The interviewer, James Ball, concludes:
Waters’ live show repeatedly flashes up one particular message that clearly compels him: “Control the narrative, rule the world.”I leave the interview thinking it’s almost the opposite: Waters is an example of how we can construct our own narrative and twist the world to fit in, with no amount of mainstream media, propaganda, or even real-world facts and evidence able to let any light in.

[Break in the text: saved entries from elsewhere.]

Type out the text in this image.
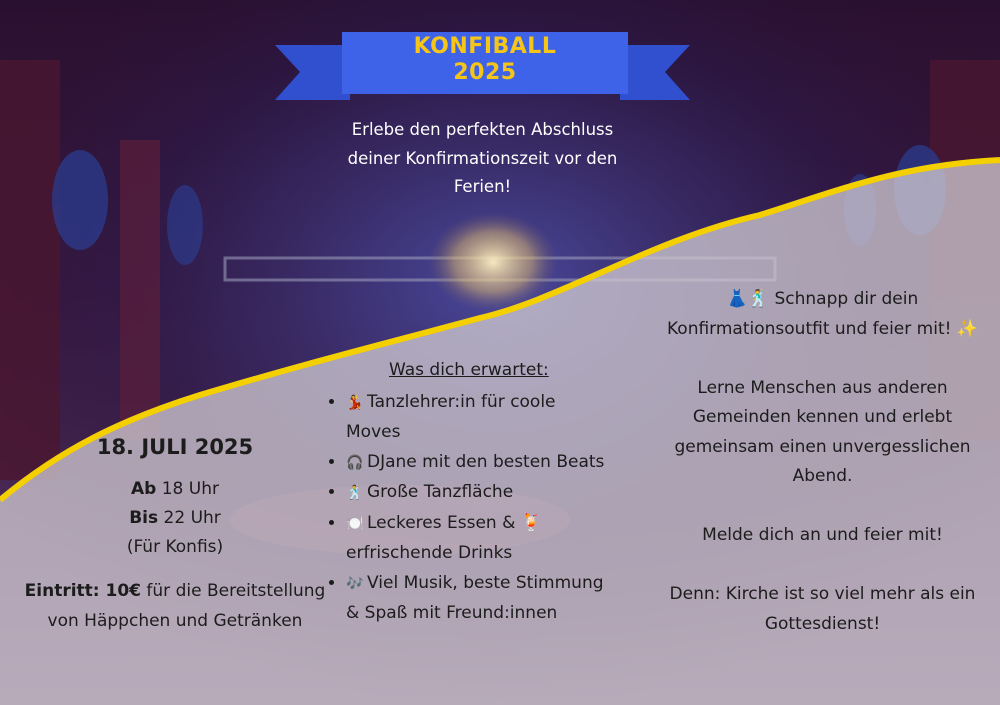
KONFIBALL
2025
Erlebe den perfekten Abschluss deiner Konfirmationszeit vor den Ferien!
18. JULI 2025
Ab 18 Uhr
Bis 22 Uhr
(Für Konfis)
Eintritt: 10€ für die Bereitstellung von Häppchen und Getränken
Was dich erwartet:
• 💃 Tanzlehrer:in für coole Moves
• 🎧 DJane mit den besten Beats
• 🕺 Große Tanzfläche
• 🍽️ Leckeres Essen & 🍹 erfrischende Drinks
• 🎶 Viel Musik, beste Stimmung & Spaß mit Freund:innen

👗🕺 Schnapp dir dein Konfirmationsoutfit und feier mit! ✨

Lerne Menschen aus anderen Gemeinden kennen und erlebt gemeinsam einen unvergesslichen Abend.

Melde dich an und feier mit!

Denn: Kirche ist so viel mehr als ein Gottesdienst!
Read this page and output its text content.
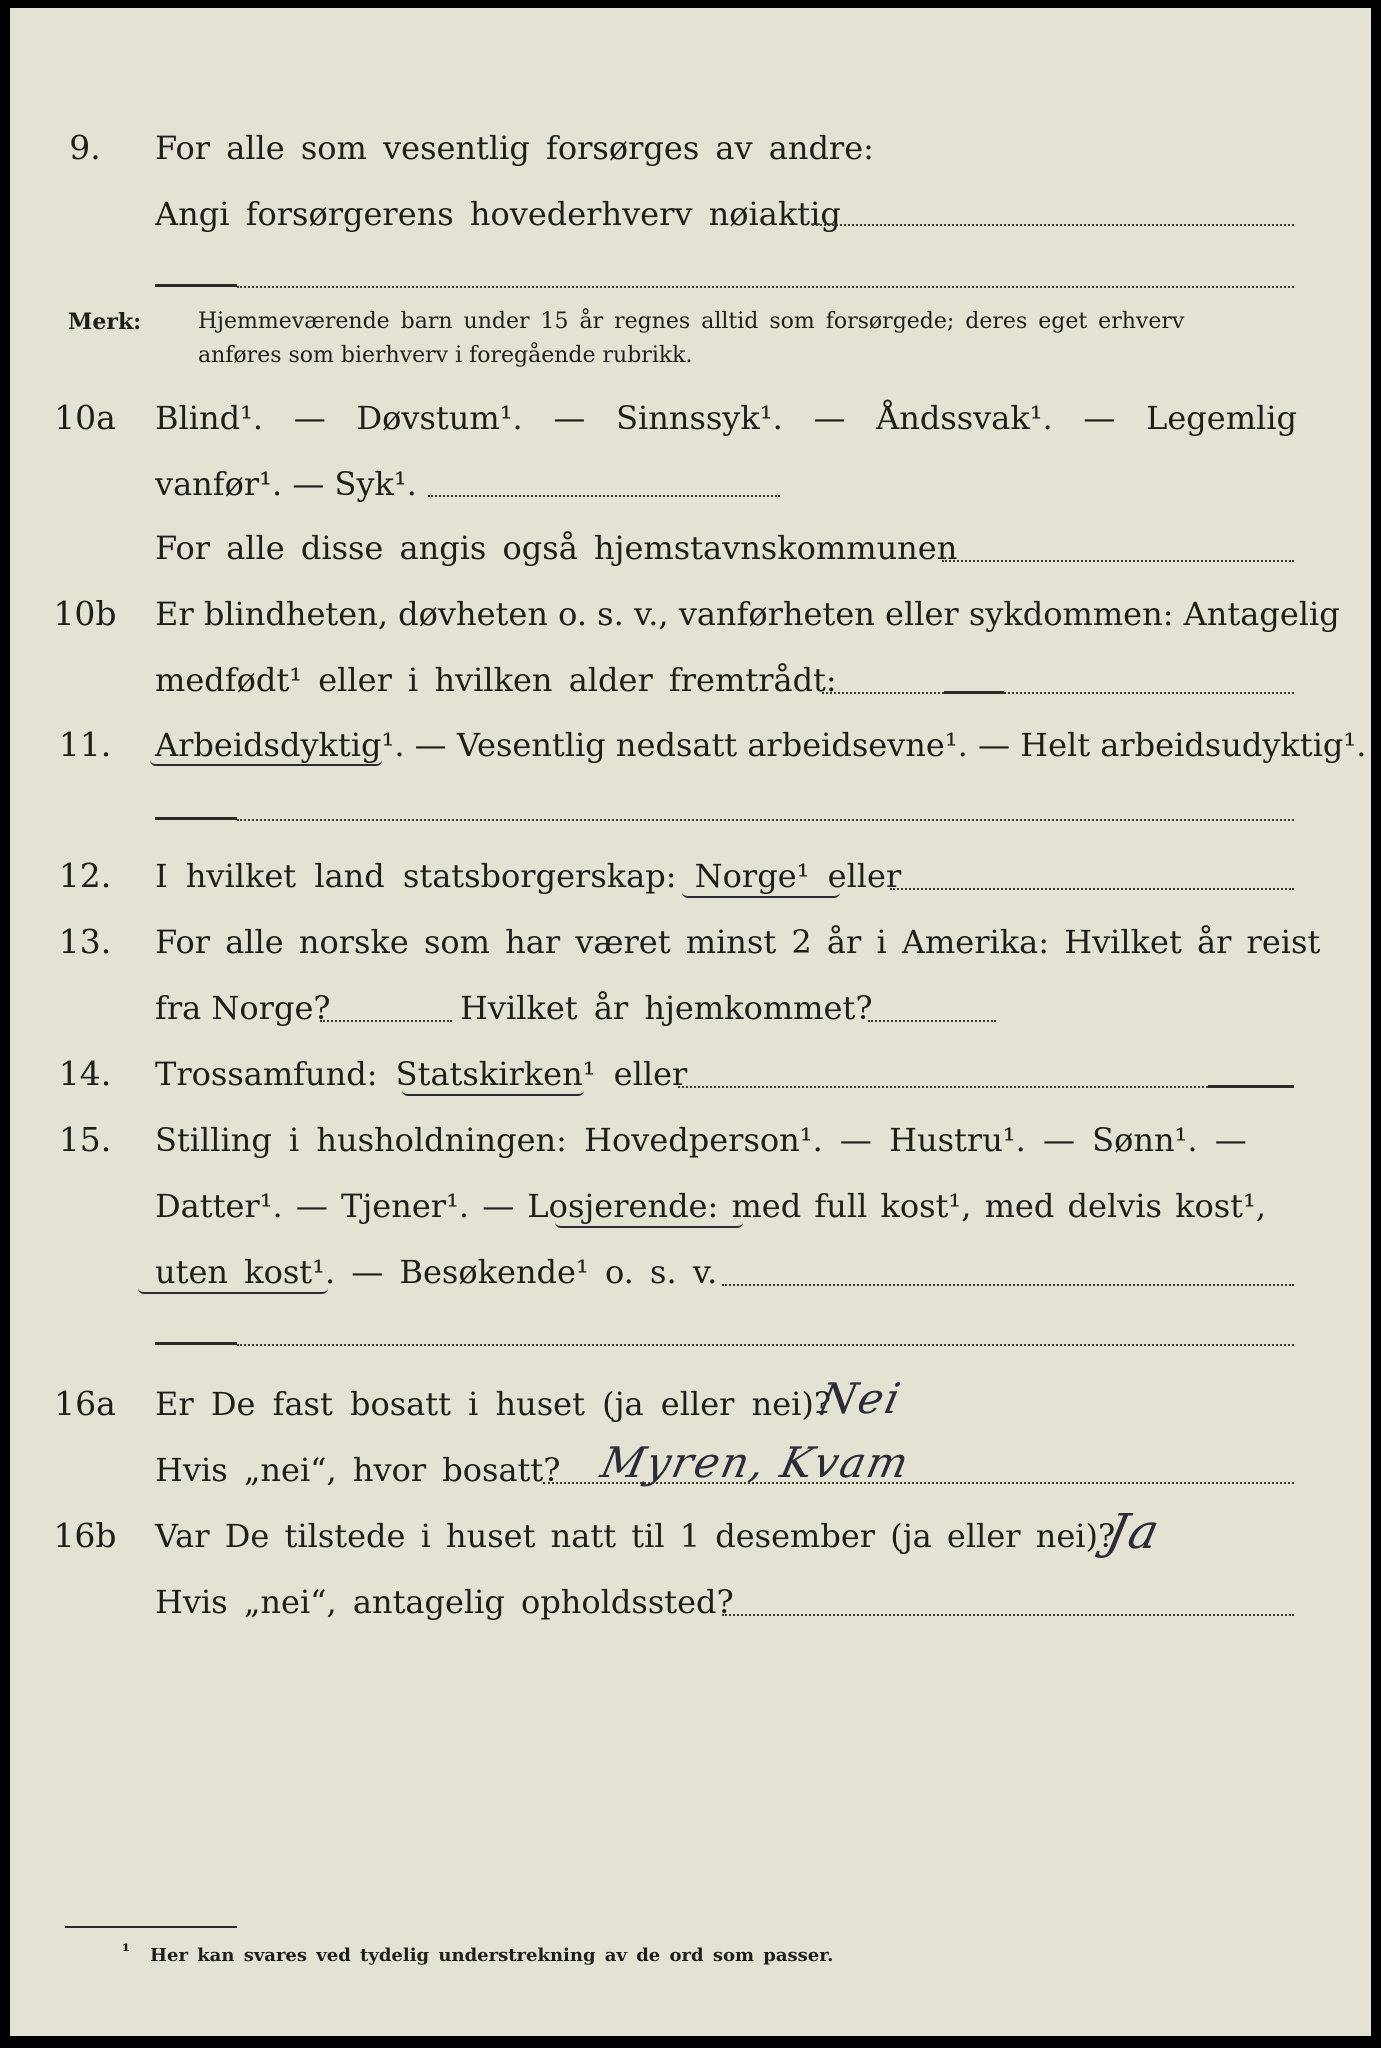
9.	For alle som vesentlig forsørges av andre:
Angi forsørgerens hovederhverv nøiaktig
Merk:	Hjemmeværende barn under 15 år regnes alltid som forsørgede; deres eget erhverv
anføres som bierhverv i foregående rubrikk.
10a	Blind¹. — Døvstum¹. — Sinnssyk¹. — Åndssvak¹. — Legemlig
vanfør¹. — Syk¹.
For alle disse angis også hjemstavnskommunen
10b	Er blindheten, døvheten o. s. v., vanførheten eller sykdommen: Antagelig
medfødt¹ eller i hvilken alder fremtrådt:
11.	Arbeidsdyktig¹. — Vesentlig nedsatt arbeidsevne¹. — Helt arbeidsudyktig¹.
12.	I hvilket land statsborgerskap: Norge¹ eller
13.	For alle norske som har været minst 2 år i Amerika: Hvilket år reist
fra Norge?	Hvilket år hjemkommet?
14.	Trossamfund: Statskirken¹ eller
15.	Stilling i husholdningen: Hovedperson¹. — Hustru¹. — Sønn¹. —
Datter¹. — Tjener¹. — Losjerende: med full kost¹, med delvis kost¹,
uten kost¹. — Besøkende¹ o. s. v.
16a	Er De fast bosatt i huset (ja eller nei)?
Nei
Hvis „nei“, hvor bosatt? Myren, Kvam
16b	Var De tilstede i huset natt til 1 desember (ja eller nei)?
Ja
Hvis „nei“, antagelig opholdssted?
¹ Her kan svares ved tydelig understrekning av de ord som passer.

It leads us to a nihilistic place, where we are only able to feel compassion for victims that fit our personal narrative, minimising or even actively denying the suffering of others.
We've already shown how Roger Waters is a real antsemite - not just an "anti-Zionist" - because he applied neo-Nazi, fake Talmud translation conspiracy theories about Jews to Sheldon Adelson.
The text of the interview shows that Waters also adheres to the antisemitic Khazar myth.
Ball: Yes, but isn't settler quite offensive when there are Jewish people who have lived there for two millennia?Waters: No, it's not. Those people are not from there.They are not the descendants of indigenous people who've ever lived there. They're all from northern Europe or America or somewhere else.
As with his Adelson ideas, this is muddled in his brain from the original, but the sources for both the Adelson quote and this one are quite clear - Roger Waters reads antisemitic literature and assimilates it into his worldview. He even goes beyond it, saying that even Sephardic Jews are not from the Middle East.
Yes, saying that all Jews are lying about their own origins to steal land from others is antisemitism. By any definition.